John Starkey

John Starkey

By John Starkey

Special to Poultry Times

TUCKER, Ga. — Animal Welfare Issues, regulatory burdens, food safety concerns, animal welfare issues, the need for more young leaders in our industry . . .When you consider the challenges facing our industry, the list of topics can be daunting.

However, our industry has addressed and overcome many similar, formidable challenges throughout the years. So, the question with which we are faced as an association is: Which of these challenges can U.S. Poultry & Egg Association (USPOULTRY) best address through its mission areas?

Research has long been a cornerstone of our efforts. Since the inception of our research program, USPOULTRY has reinvested more than $32 million dollars into the industry in the form of research grants. More than 50 universities and federal and state facilities have received grants over the years.

Our Comprehensive Research Program dates to the early 1960s when funds were first approved for poultry disease research. It gradually grew into an all-inclusive program incorporating all phases of poultry and egg production and processing.

A few years ago, the USPOULTRY Board Research Initiative was created by the boards of USPOULTRY and the USPOULTRY Foundation to address current issues facing the poultry industry. The USPOULTRY Board Research Initiative operates alongside the current USPOULTRY Comprehensive Research Program and augments the great success of the existing program by focusing additional resources toward defined areas of research.
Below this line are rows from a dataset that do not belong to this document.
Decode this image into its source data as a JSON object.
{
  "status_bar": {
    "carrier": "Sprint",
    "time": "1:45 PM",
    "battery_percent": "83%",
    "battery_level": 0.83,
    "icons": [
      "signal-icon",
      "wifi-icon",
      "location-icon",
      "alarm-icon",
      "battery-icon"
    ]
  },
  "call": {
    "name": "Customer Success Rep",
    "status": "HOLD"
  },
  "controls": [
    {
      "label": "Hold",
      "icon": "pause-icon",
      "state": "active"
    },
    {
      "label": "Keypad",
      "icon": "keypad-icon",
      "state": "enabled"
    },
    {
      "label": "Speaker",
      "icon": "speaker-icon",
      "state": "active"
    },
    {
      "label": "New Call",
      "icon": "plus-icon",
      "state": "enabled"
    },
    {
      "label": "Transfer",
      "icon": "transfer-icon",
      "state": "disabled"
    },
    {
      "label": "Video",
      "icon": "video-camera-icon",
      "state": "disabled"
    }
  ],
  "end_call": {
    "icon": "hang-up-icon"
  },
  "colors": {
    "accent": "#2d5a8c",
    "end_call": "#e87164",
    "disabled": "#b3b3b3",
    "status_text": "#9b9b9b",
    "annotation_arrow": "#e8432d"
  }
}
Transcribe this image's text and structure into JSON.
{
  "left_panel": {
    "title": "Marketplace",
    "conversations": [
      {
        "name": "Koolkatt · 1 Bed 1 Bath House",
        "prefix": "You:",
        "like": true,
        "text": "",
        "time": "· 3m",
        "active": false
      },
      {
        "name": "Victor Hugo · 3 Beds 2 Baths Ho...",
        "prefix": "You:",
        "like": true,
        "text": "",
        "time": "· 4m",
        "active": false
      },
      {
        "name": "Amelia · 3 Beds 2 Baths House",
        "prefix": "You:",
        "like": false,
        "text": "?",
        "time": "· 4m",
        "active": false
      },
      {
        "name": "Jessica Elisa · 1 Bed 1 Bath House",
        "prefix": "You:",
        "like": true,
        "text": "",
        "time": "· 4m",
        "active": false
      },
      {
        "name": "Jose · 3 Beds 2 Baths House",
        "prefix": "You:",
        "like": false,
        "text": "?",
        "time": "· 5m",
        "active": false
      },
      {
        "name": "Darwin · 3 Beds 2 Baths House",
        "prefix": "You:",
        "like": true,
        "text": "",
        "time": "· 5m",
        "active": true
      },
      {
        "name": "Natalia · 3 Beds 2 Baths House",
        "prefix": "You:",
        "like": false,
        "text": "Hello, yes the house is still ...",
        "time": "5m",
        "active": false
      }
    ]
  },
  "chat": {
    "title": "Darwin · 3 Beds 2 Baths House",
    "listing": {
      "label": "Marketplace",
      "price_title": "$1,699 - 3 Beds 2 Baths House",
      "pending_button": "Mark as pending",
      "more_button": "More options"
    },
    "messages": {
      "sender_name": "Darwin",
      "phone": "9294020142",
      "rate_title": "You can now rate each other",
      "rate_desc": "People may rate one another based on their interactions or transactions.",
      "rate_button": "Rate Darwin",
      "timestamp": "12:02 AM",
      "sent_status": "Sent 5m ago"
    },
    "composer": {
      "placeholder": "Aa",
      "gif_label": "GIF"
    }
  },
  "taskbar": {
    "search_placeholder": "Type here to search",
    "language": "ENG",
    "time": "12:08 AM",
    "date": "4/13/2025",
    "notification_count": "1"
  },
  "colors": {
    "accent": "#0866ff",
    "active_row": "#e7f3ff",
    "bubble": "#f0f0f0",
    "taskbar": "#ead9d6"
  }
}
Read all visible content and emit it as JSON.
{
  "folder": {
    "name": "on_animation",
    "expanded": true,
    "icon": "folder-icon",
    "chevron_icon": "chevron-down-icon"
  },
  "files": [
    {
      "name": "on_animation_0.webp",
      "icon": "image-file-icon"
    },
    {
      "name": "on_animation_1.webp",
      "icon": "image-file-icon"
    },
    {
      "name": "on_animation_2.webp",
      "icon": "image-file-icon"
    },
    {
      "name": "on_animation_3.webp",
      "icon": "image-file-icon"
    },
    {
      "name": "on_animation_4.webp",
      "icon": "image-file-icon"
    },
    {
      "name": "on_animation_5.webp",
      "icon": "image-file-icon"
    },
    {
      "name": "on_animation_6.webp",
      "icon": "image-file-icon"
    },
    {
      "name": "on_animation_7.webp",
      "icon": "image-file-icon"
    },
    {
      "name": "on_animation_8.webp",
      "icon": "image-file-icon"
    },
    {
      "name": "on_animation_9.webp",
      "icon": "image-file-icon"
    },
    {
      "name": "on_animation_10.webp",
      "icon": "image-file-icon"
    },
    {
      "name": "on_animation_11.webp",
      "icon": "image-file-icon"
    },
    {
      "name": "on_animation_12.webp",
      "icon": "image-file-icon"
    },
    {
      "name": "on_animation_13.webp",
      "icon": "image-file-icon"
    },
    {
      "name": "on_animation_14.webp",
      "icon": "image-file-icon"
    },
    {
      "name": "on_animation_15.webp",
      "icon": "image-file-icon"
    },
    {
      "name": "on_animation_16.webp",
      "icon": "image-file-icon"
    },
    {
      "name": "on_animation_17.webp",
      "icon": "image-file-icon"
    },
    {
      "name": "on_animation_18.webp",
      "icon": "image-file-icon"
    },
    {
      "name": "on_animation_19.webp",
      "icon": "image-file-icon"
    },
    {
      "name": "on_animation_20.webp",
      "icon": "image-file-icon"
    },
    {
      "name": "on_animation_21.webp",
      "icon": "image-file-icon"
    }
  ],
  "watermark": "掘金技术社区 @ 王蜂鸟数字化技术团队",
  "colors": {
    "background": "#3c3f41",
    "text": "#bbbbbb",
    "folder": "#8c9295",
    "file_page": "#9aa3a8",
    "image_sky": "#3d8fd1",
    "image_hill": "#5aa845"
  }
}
This year, our Board of Directors, a group of 27 dedicated volunteers across the broiler, turkey and egg industries, approved 12 research grants through the Comprehensive Research Program.

The board’s selection process provides an industry outlook on major challenges before our industry and where USPOULTRY should focus its efforts and includes the following areas:

  1. Fate and Effect of Commercial Peracetic Acid Solutions in Poultry Processing Waste Water Biological Treatment Processes
  2. Effect of Protease Enzyme on Corn and Soybean Meal-Based Laying Hen Diet to Reduce Feed Cost, Improve Egg Quality and Egg Solids in Post-Peak and Late Lay
  3. Evaluating the Impact of Ventilation Shutdown for Depopulation of Broiler Breeders During a Foreign Animal Disease Outbreak
  4. Cage-Free Pullet Density: Production and Welfare Outcomes
  5. Feed Additive for Reducing Incidence of Wooden Breast Disease in Commercial Broiler Chickens
  6. Evaluation of a Drinker System with or without Trays on House Litter Conditions, Bird Performance, Health and Welfare
  7. A Novel Method for Enumeration and Speciation of Eimeria Species of Coccidian Protozoa by Flow Cytometry
  8. Longitudinal Assessment of Skeletal and Cardiac Structures in Broilers Reared Under Slow Versus Fast Growth Rate Regimen and Its Relation to Manifestation of Lameness, Ascites and Woody Breast Condition
  9. Genetic Identification and Screening for Potent Anti-Salmonella Gut Peptide Variant in Chicken: Avian Defensin, Beta Defensin 1 (AvBD1)
  10. Fate and Effect of Peracetic Acid Solutions in Poultry Processing Biological Nitrogen Removal and Anaerobic Treatment Processes
  11. Profiling Salmonella Serotypes Through Processing
  12. Whole Genome Sequencing and Molecular Analysis of Infectious Bronchitis Virus DMV1639 Strains Circulating in the Field

Our Board of Directors also approved funding for two Board Research Initiative research grants. These grants address the following current issues.

  • Avian Evaluation of Welfare, Behavior and Health as Affected by Growth Rate of Broiler Chickens
  • Investigation into the Cause and Prevention of False Layer Syndrome

The poultry and egg industry have used research and science to help develop the efficient and sustainable industry that we have become. Continued focus on these research topics, and other critical areas that may arise, will continue to keep us on the same road into the future.

John Starkey, P.E., is president of the U.S. Poultry & Egg Association with offices in Tucker, Ga.